Pourquoi n'ai-je pas soin de me mieux préparer à la participation
de vos saints mystères, lorsque ces antiques patriarches et ces saints
prophètes, ces rois et ces princes avec tout leur peuple, ont montré
tant de zèle pour le culte divin ?
-
David, ce roi si pieux, fit éclater ses transports par des danses
religieuses devant l'arche, se souvenant des bienfaits que Dieu avait
répandus sur ses pères; il fit faire divers instruments de
musique, il composa des psaumes que le peuple chantait avec allégresse,
selon ce qu'il avait ordonné, et, animé de l'Esprit-Saint,
souvent il chantait lui-même sur sa harpe; il apprit aux enfants
d'Israël à louer Dieu de tout leur coeur et à unir chaque
jour leurs voix pour le célébrer et le bénir.
Si la vue de l'arche d'alliance inspirait tant de ferveur, tant de zèle
pour les louanges de Dieu, quel respect, quel amour ne doit pas m'inspirer,
et à tout le peuple chrétien, la présence de votre
Sacrement, ô Jésus ! et la réception de votre corps adorable
!
-
Plusieurs courent en divers lieux pour visiter les reliques des saints; ils
écoutent avidement le récit de leurs actions; ils admirent
les vastes temples bâtis en leur honneur, et baisent leurs os sacrés,
enveloppés dans l'or et la soie.
Et voilà que vous-même, ô mon Dieu ! vous êtes ici
présent devant moi sur l'autel, vous le Saint des saints, le
Créateur des hommes, le Roi des anges.
Souvent c'est la curiosité, le désir de voir des choses nouvelles,
qui fait entreprendre ces pèlerinages; et de là vient que,
guidé par ce motif frivole, sans véritable contrition, on en
tire peu de fruit pour la réforme des moeurs.
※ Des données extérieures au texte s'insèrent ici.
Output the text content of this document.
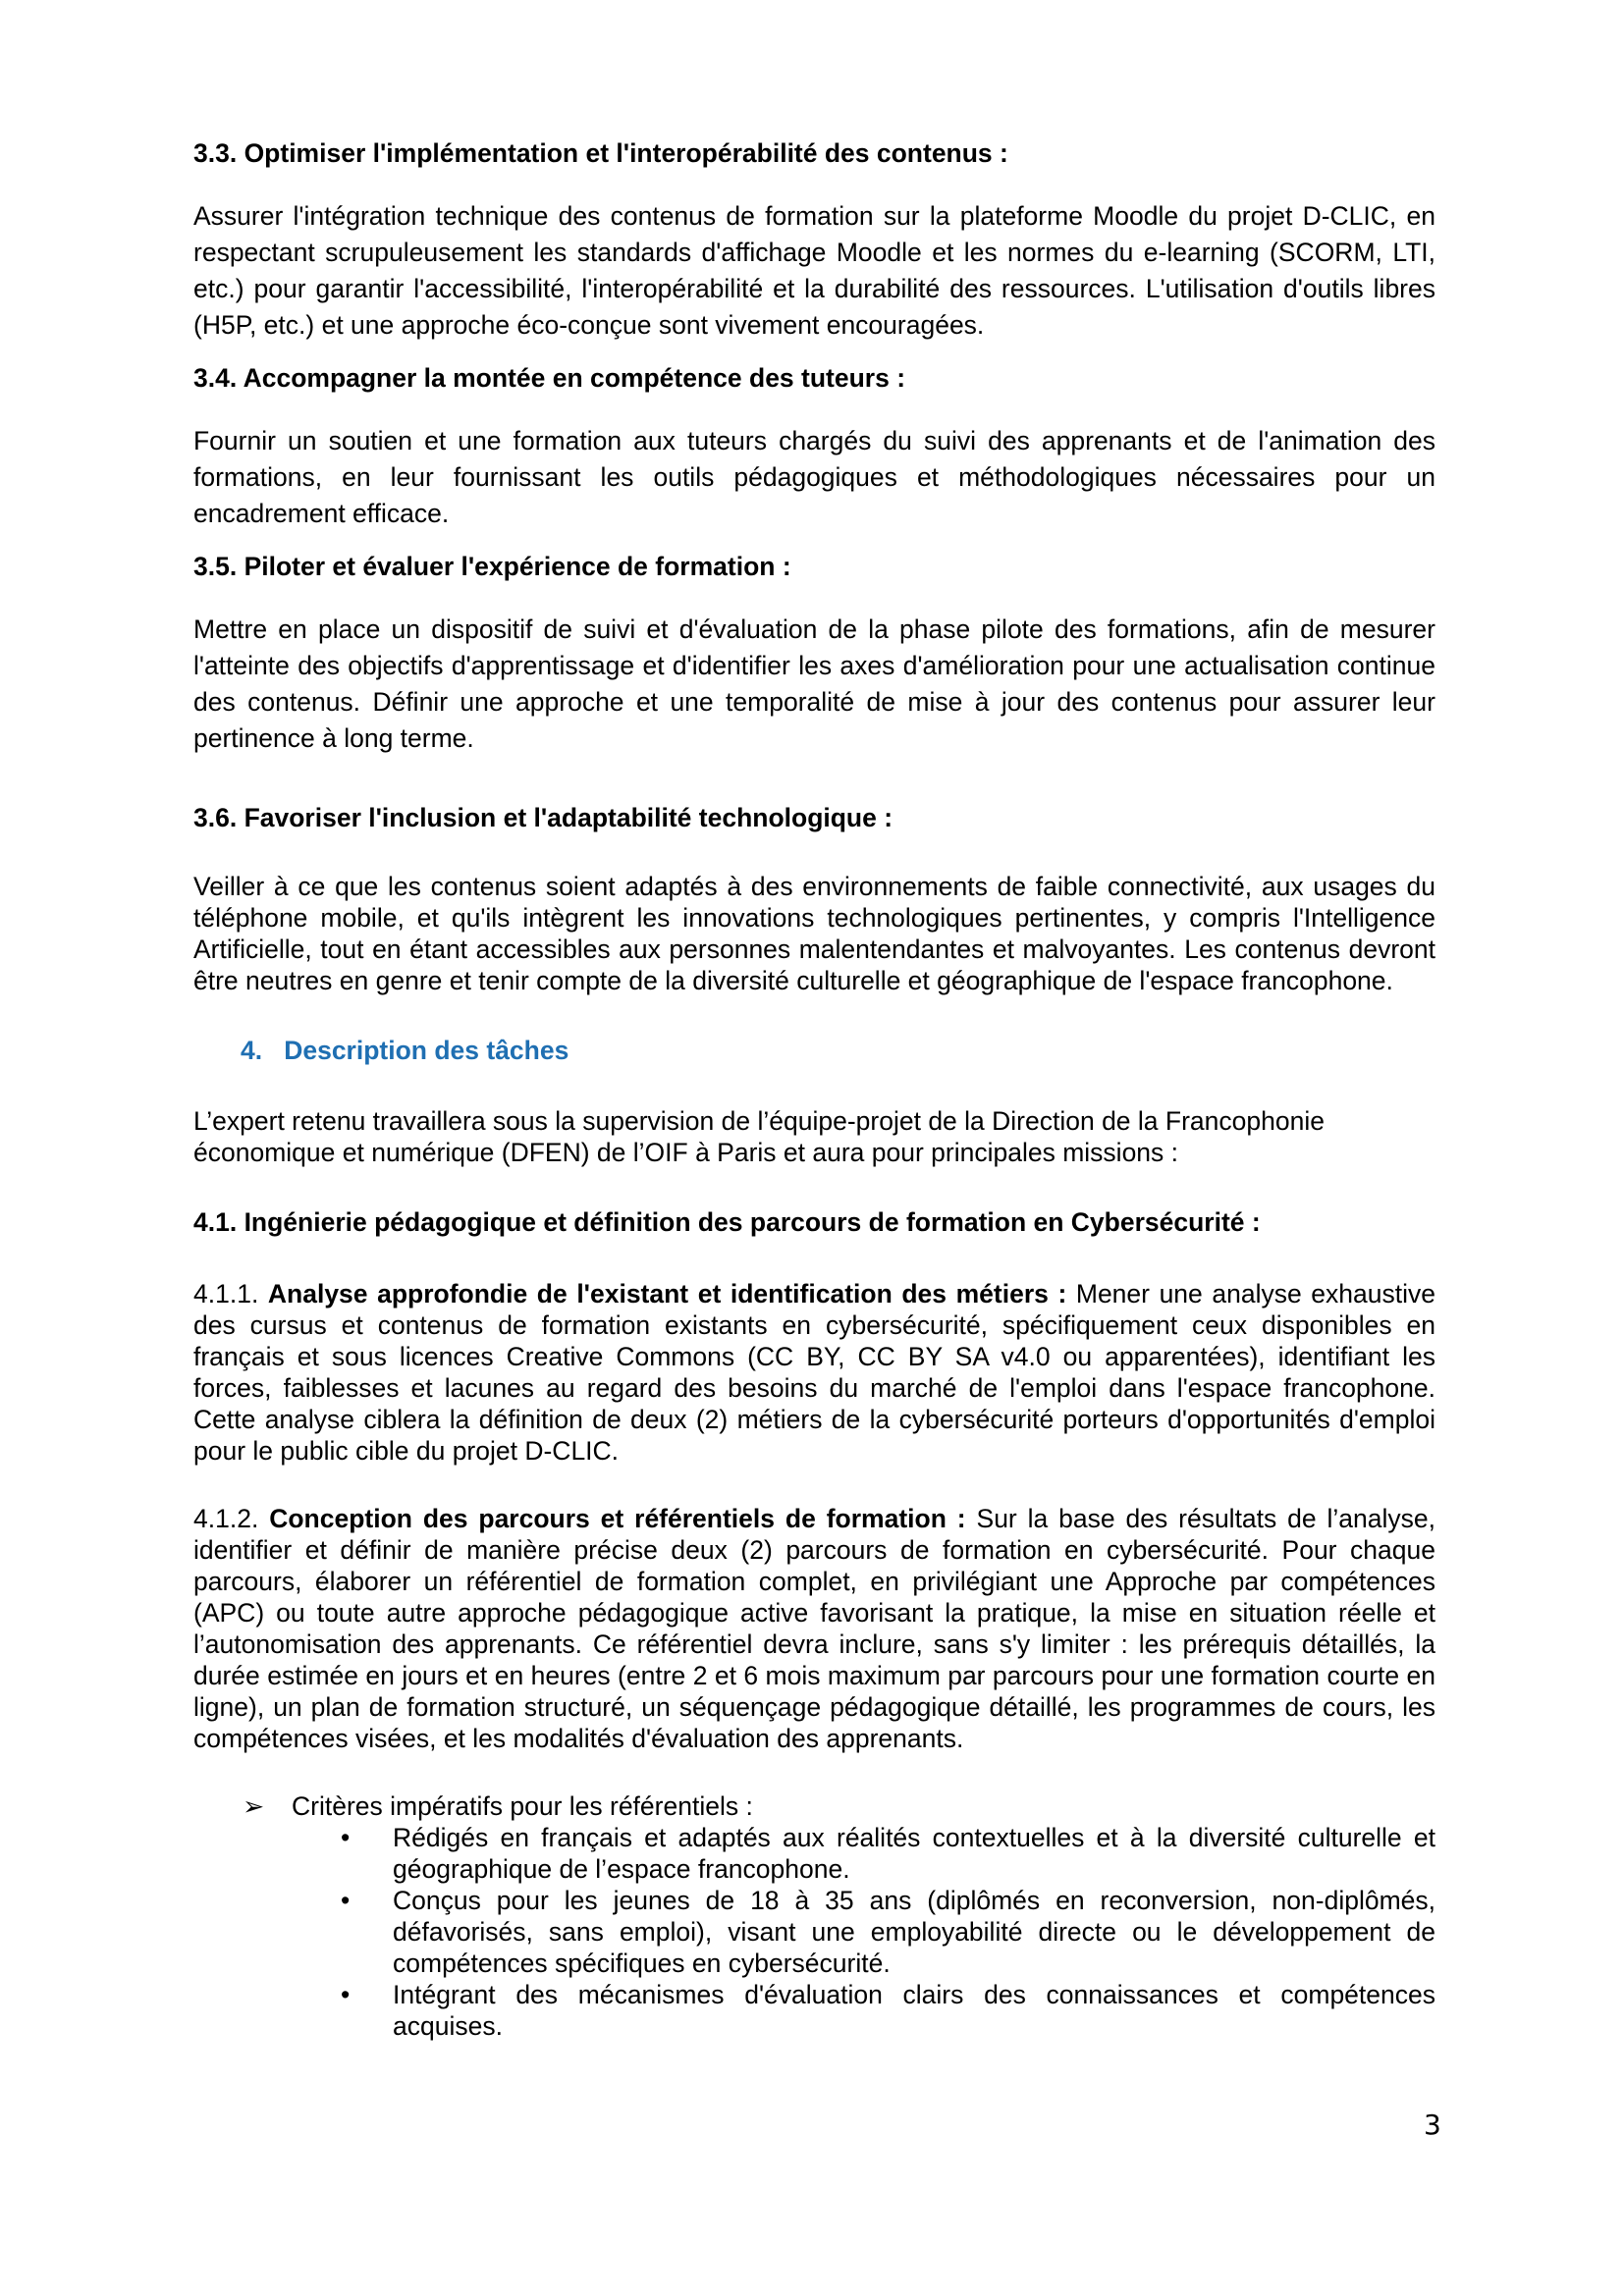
3.3. Optimiser l'implémentation et l'interopérabilité des contenus :

Assurer l'intégration technique des contenus de formation sur la plateforme Moodle du projet D-CLIC, en respectant scrupuleusement les standards d'affichage Moodle et les normes du e-learning (SCORM, LTI, etc.) pour garantir l'accessibilité, l'interopérabilité et la durabilité des ressources. L'utilisation d'outils libres (H5P, etc.) et une approche éco-conçue sont vivement encouragées.

3.4. Accompagner la montée en compétence des tuteurs :

Fournir un soutien et une formation aux tuteurs chargés du suivi des apprenants et de l'animation des formations, en leur fournissant les outils pédagogiques et méthodologiques nécessaires pour un encadrement efficace.

3.5. Piloter et évaluer l'expérience de formation :

Mettre en place un dispositif de suivi et d'évaluation de la phase pilote des formations, afin de mesurer l'atteinte des objectifs d'apprentissage et d'identifier les axes d'amélioration pour une actualisation continue des contenus. Définir une approche et une temporalité de mise à jour des contenus pour assurer leur pertinence à long terme.

3.6. Favoriser l'inclusion et l'adaptabilité technologique :

Veiller à ce que les contenus soient adaptés à des environnements de faible connectivité, aux usages du téléphone mobile, et qu'ils intègrent les innovations technologiques pertinentes, y compris l'Intelligence Artificielle, tout en étant accessibles aux personnes malentendantes et malvoyantes. Les contenus devront être neutres en genre et tenir compte de la diversité culturelle et géographique de l'espace francophone.

4. Description des tâches

L’expert retenu travaillera sous la supervision de l’équipe-projet de la Direction de la Francophonie économique et numérique (DFEN) de l’OIF à Paris et aura pour principales missions :

4.1. Ingénierie pédagogique et définition des parcours de formation en Cybersécurité :

4.1.1. Analyse approfondie de l'existant et identification des métiers : Mener une analyse exhaustive des cursus et contenus de formation existants en cybersécurité, spécifiquement ceux disponibles en français et sous licences Creative Commons (CC BY, CC BY SA v4.0 ou apparentées), identifiant les forces, faiblesses et lacunes au regard des besoins du marché de l'emploi dans l'espace francophone. Cette analyse ciblera la définition de deux (2) métiers de la cybersécurité porteurs d'opportunités d'emploi pour le public cible du projet D-CLIC.

4.1.2. Conception des parcours et référentiels de formation : Sur la base des résultats de l’analyse, identifier et définir de manière précise deux (2) parcours de formation en cybersécurité. Pour chaque parcours, élaborer un référentiel de formation complet, en privilégiant une Approche par compétences (APC) ou toute autre approche pédagogique active favorisant la pratique, la mise en situation réelle et l’autonomisation des apprenants. Ce référentiel devra inclure, sans s'y limiter : les prérequis détaillés, la durée estimée en jours et en heures (entre 2 et 6 mois maximum par parcours pour une formation courte en ligne), un plan de formation structuré, un séquençage pédagogique détaillé, les programmes de cours, les compétences visées, et les modalités d'évaluation des apprenants.

➢ Critères impératifs pour les référentiels :

• Rédigés en français et adaptés aux réalités contextuelles et à la diversité culturelle et géographique de l’espace francophone.
• Conçus pour les jeunes de 18 à 35 ans (diplômés en reconversion, non-diplômés, défavorisés, sans emploi), visant une employabilité directe ou le développement de compétences spécifiques en cybersécurité.
• Intégrant des mécanismes d'évaluation clairs des connaissances et compétences acquises.
3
Mais ici, dans le sacrement de l'autel, vous êtes présent tout
entier, ô Christ Jésus ! vrai Dieu et vrai homme, et toutes
les fois qu'on vous reçoit dignement et avec ferveur, on recueille
en abondance les fruits du salut éternel.
Ce n'est pas la légèreté, ni la curiosité, ni
l'attrait des sens, qui conduit à ce banquet sacré; mais une
foi ferme, une vive espérance, une charité sincère.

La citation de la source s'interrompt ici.